Is criticism of Israel antisemitic?
I reproduce below the conclusion of a long-winded article from a far-Leftist source that objects to most criticism of Israel being called antisemitic. The body of the article is a long list of things that Isreal has done which the peacenik writer regards as wrong and worthy of condemnation. That everything he lists is part of Israel's desperate defence of itself against the boiling hostility of over a billion Muslim neighbours he completely ignores. If he were any more unbalanced he would fall over.
But his conclusion is not wholly unreasonable. Nobody claims that all criticism of Israel is wrong. It must be open to the same criticism that can be levied at any nation state.
What does rise to the level of antisemitism, however, is criticism of Israel that is merely hate-speech -- criticism that is unmoored from the historic and present reality of Israel and the Jews. There is a lot of that, going so far in the case of the Palestinians as actually denying the historic connection of Jews to the land of Israel. It is in the context of attitudes as irrational as that that Israel's recent declaration of itself as a Jewish state must be seen.
Something that always amuses me is talk about Israel denying "human rights" to Palestinians. Does that include a right for Palestinians to attack and kill Israeli Jews at random -- something they still frequently do? No wonder Israel abridges their "rights" by using fences etc to control them!
Perhaps the most amusing thing about our peacenik author is that he would be up in arms about all other forms of alleged hate speech but cannot recognize any hate speech about Israel
We face a time when conformity to authoritarian attitudes are said to show respect for security, when fear of dissent is bolstered by warnings about the presence of allegedly illegal others.

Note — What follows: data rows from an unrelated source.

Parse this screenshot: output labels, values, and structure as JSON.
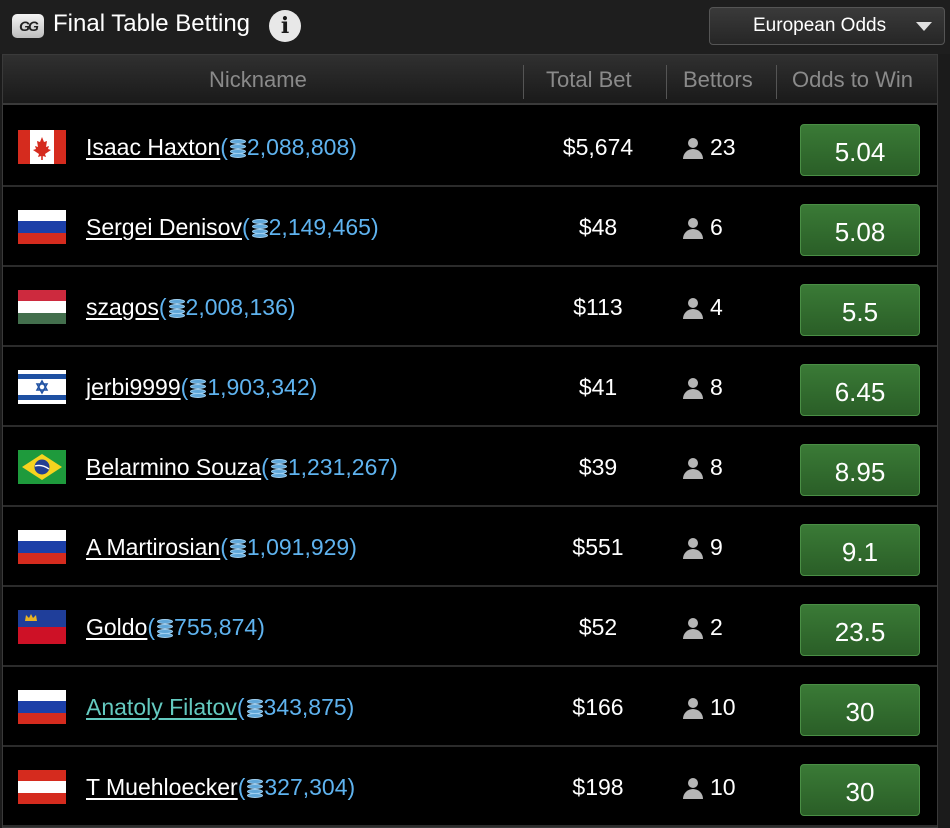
{
  "header": {
    "logo_text": "GG",
    "title": "Final Table Betting",
    "info_icon": "i",
    "odds_format": "European Odds"
  },
  "columns": {
    "nickname": "Nickname",
    "total_bet": "Total Bet",
    "bettors": "Bettors",
    "odds": "Odds to Win"
  },
  "rows": [
    {
      "flag": "canada",
      "name": "Isaac Haxton",
      "chips": "2,088,808",
      "total_bet": "$5,674",
      "bettors": "23",
      "odds": "5.04"
    },
    {
      "flag": "russia",
      "name": "Sergei Denisov",
      "chips": "2,149,465",
      "total_bet": "$48",
      "bettors": "6",
      "odds": "5.08"
    },
    {
      "flag": "hungary",
      "name": "szagos",
      "chips": "2,008,136",
      "total_bet": "$113",
      "bettors": "4",
      "odds": "5.5"
    },
    {
      "flag": "israel",
      "name": "jerbi9999",
      "chips": "1,903,342",
      "total_bet": "$41",
      "bettors": "8",
      "odds": "6.45"
    },
    {
      "flag": "brazil",
      "name": "Belarmino Souza",
      "chips": "1,231,267",
      "total_bet": "$39",
      "bettors": "8",
      "odds": "8.95"
    },
    {
      "flag": "russia",
      "name": "A Martirosian",
      "chips": "1,091,929",
      "total_bet": "$551",
      "bettors": "9",
      "odds": "9.1"
    },
    {
      "flag": "liechtenstein",
      "name": "Goldo",
      "chips": "755,874",
      "total_bet": "$52",
      "bettors": "2",
      "odds": "23.5"
    },
    {
      "flag": "russia",
      "name": "Anatoly Filatov",
      "chips": "343,875",
      "total_bet": "$166",
      "bettors": "10",
      "odds": "30",
      "highlighted": true
    },
    {
      "flag": "austria",
      "name": "T Muehloecker",
      "chips": "327,304",
      "total_bet": "$198",
      "bettors": "10",
      "odds": "30"
    }
  ]
}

Free speech is stifled by US legislators in order to prevent criticism of the human rights abuses of a significant ally, and all this in a country whose First Amendment of the constitution says, inter alia, “Congress shall make no law …abridging the freedom of speech or of the press….”
A reported rise of anti-Semitism across Europe and the United States has been fueled by widening definitions of this prejudice, as in attempts by authoritarian governments to outlaw almost any criticism of Israeli government policies.
Anti-Semitism remains a dangerous and illegal act but in relation to Israeli policies, it needs to be addressed with a certain subtlety, not by bullying to disallow criticism of a powerful country. In Open Democracy, Antony Lerman displayed such subtlety by insisting on the need to distinguish between legitimate criticism of Israeli policies and criticism which spills over into anti-Semitic hate speech.
If the principle of free speech is to be maintained, the world needs neither the IHRA definition of anti-Semitism, nor the Anti-Defamation Awareness Act let alone the racism legitimated by the Jewish Nation State Law. Lerman argues that citizens in all democracies should simply keep the obligation to abide by Article 10 of the European Convention on Human Rights which protects freedom of speech.
Support for freedom of speech must remain central to the values of western democracies and not be eroded by false claims about anti-Semitism.